Bundle of His and Purkinje system
The bundle of His transfers the impulse from the AVN to the top of the interventricular septum. Close to the attachment of the tricuspid septal cusp it branches to form the left and right bundle branches. The left bundle divides into the posterior and anterior fascicles. The bundles travel under the endocardium down the walls of the septum, and at the base divide into the multiple fibres of the Purkinje system. This distributes the impulse over the inner walls of the ventricles. Cells in the bundle of His and Purkinje system have large diameters (∼40 µm) and rapid AP upstroke, and consequently fast conduction (∼4 m/s). The impulse spreads from the Purkinje cells through the endocardium towards the epicardium at 0.3–1 m/s, thereby initiating contraction.

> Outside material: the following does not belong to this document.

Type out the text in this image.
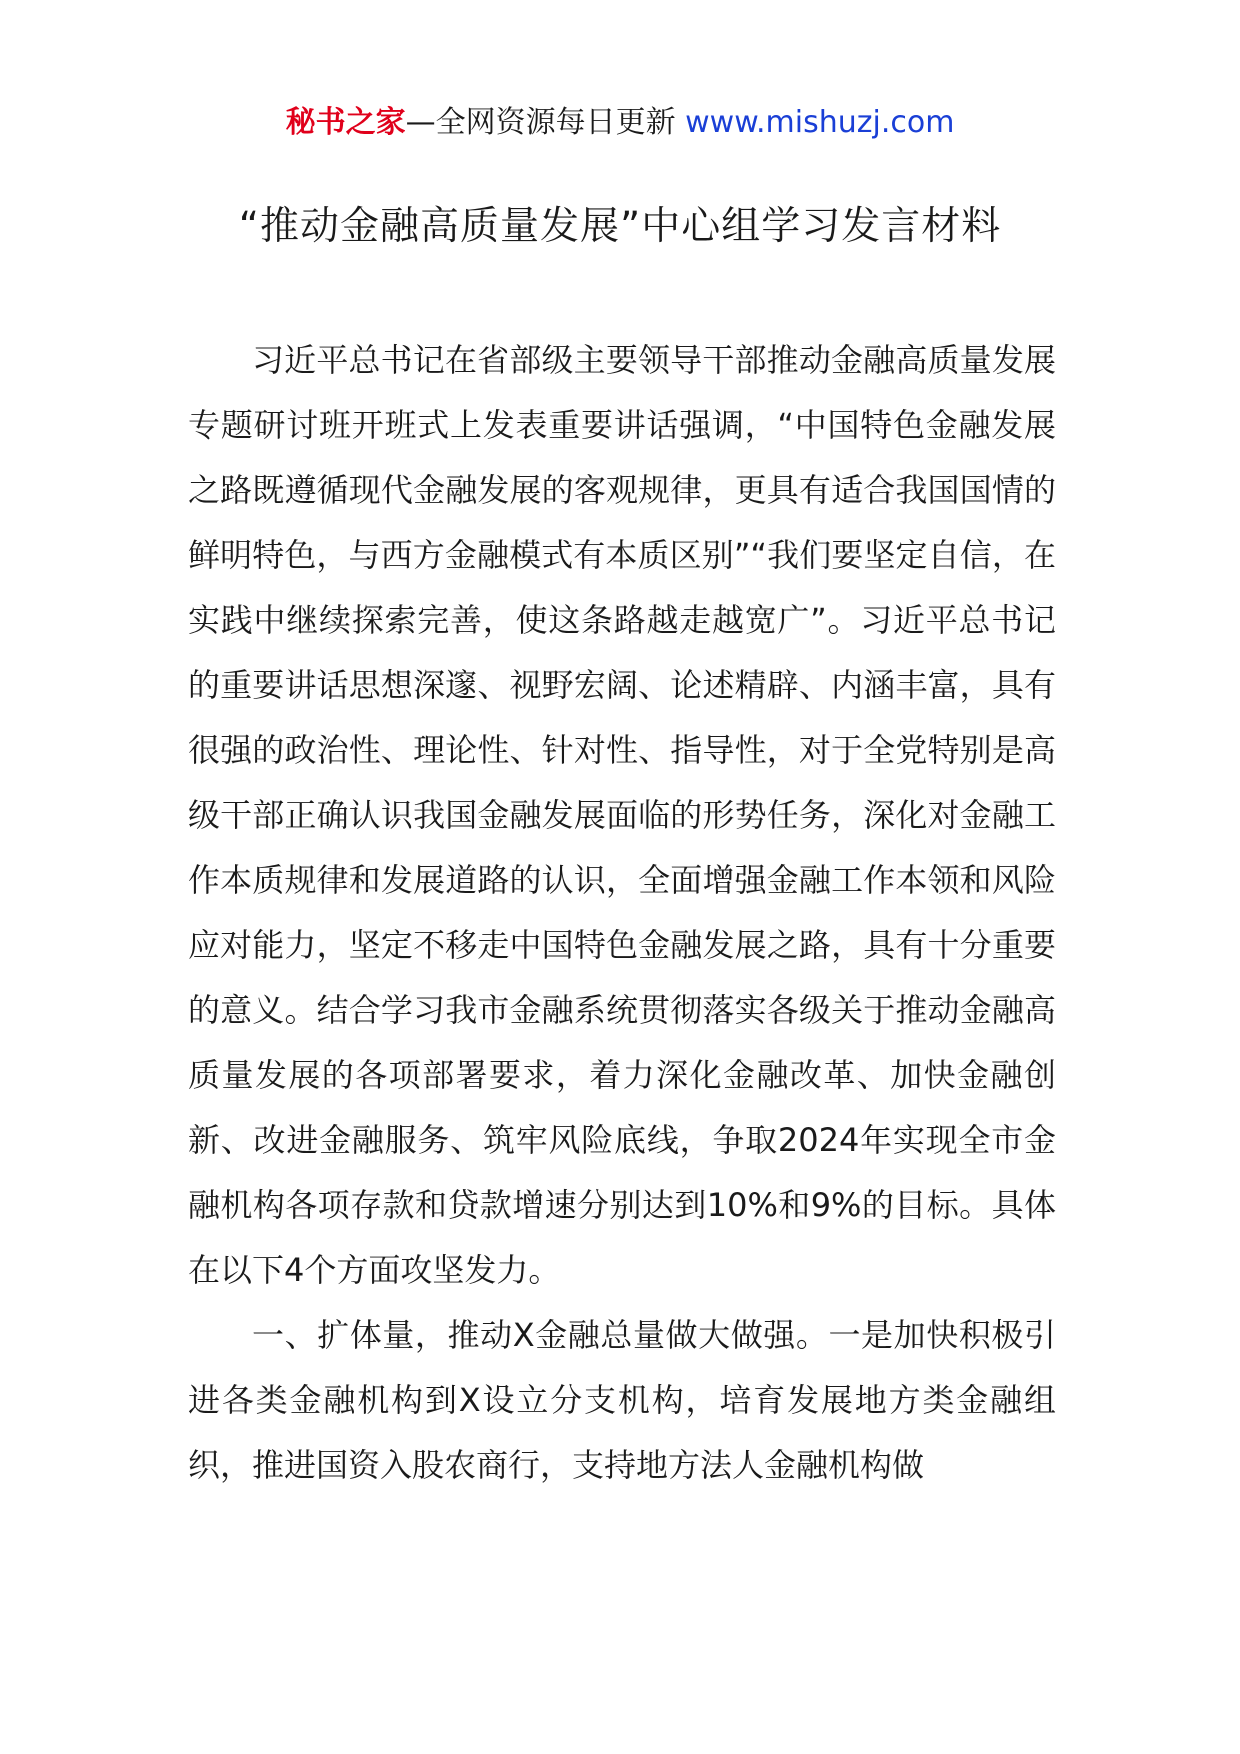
秘书之家—全网资源每日更新 www.mishuzj.com
“推动金融高质量发展”中心组学习发言材料

习近平总书记在省部级主要领导干部推动金融高质量发展专题研讨班开班式上发表重要讲话强调，“中国特色金融发展之路既遵循现代金融发展的客观规律，更具有适合我国国情的鲜明特色，与西方金融模式有本质区别”“我们要坚定自信，在实践中继续探索完善，使这条路越走越宽广”。习近平总书记的重要讲话思想深邃、视野宏阔、论述精辟、内涵丰富，具有很强的政治性、理论性、针对性、指导性，对于全党特别是高级干部正确认识我国金融发展面临的形势任务，深化对金融工作本质规律和发展道路的认识，全面增强金融工作本领和风险应对能力，坚定不移走中国特色金融发展之路，具有十分重要的意义。结合学习我市金融系统贯彻落实各级关于推动金融高质量发展的各项部署要求，着力深化金融改革、加快金融创新、改进金融服务、筑牢风险底线，争取2024年实现全市金融机构各项存款和贷款增速分别达到10%和9%的目标。具体在以下4个方面攻坚发力。

一、扩体量，推动X金融总量做大做强。一是加快积极引进各类金融机构到X设立分支机构，培育发展地方类金融组织，推进国资入股农商行，支持地方法人金融机构做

Abnormalities of impulse generation or conduction (see also Chapters 48–50)
Sinus tachycardia (100–200 beats/min) is normal in exercise or excitement, but also occurs when pathological stimuli (e.g. phaeochromocytoma, heart failure, thyrotoxicosis) elevate sympathetic tone and accelerate SAN firing. Sinus tachycardia generally starts and stops gradually. Treatment, if required, involves removing the underlying cause. The ECG is otherwise normal. Conversely, sick sinus syndrome, generally caused by SAN fibrosis, causes slowed impulse generation and bradycardia (slow heart rate), or a sustained or intermittent failure of the impulse to reach the AVN, termed sinoatrial block (Figure 13i). Because other parts of the conduction system also exhibit pacemaking activity (see Chapter 11), sick sinus syndrome can result in the emergence of escape beats or rhythms in which impulses arising elsewhere (usually the AVN) can activate ventricular depolarization. Sick sinus syndrome can be treated by implantation of a pacemaker.
Heart block Abnormally slow conduction in the AVN can result in incomplete (first-degree) heart block (AV block; Figure 13d), where the delay is greater than normal, resulting in an extended PR interval. Second-degree heart block occurs when only a fraction of impulses from the atria are conducted; for example, ventricular contraction is only initiated every second or third atrial contraction (2:1 or 3:1 block; Mobitz II; Figure 13e). Wenckebach block (Mobitz I) is another type of second-degree block, in which the PR interval progressively lengthens until there is no transmission from atria to ventricles and a QRS complex is missed; the cycle then begins again (Figure 13f). Patients with first or second- degree block are often asymptomatic. Complete (third-degree) heart block occurs when conduction between atria and ventricles is abolished (Figure 13g,h). This can result from ischaemic damage to nodal tissue or the bundle of His. In the absence of a signal from the SAN, the AVN and bundle of His can generate a heart rate of ∼40 beats/min (see Chapter 11). Some ventricular cells spontaneously generate APs, but at a rate less than 20/min.
Bundle branch block When one branch of the bundle of His does not conduct (left or right bundle branch block), the part of the ventricle that it serves will be stimulated by conduction through the myocardium from unaffected areas. As this form of conduction is slower, activation is delayed and the QRS complex broadened, often with a more prominent Q wave (Figure 13j).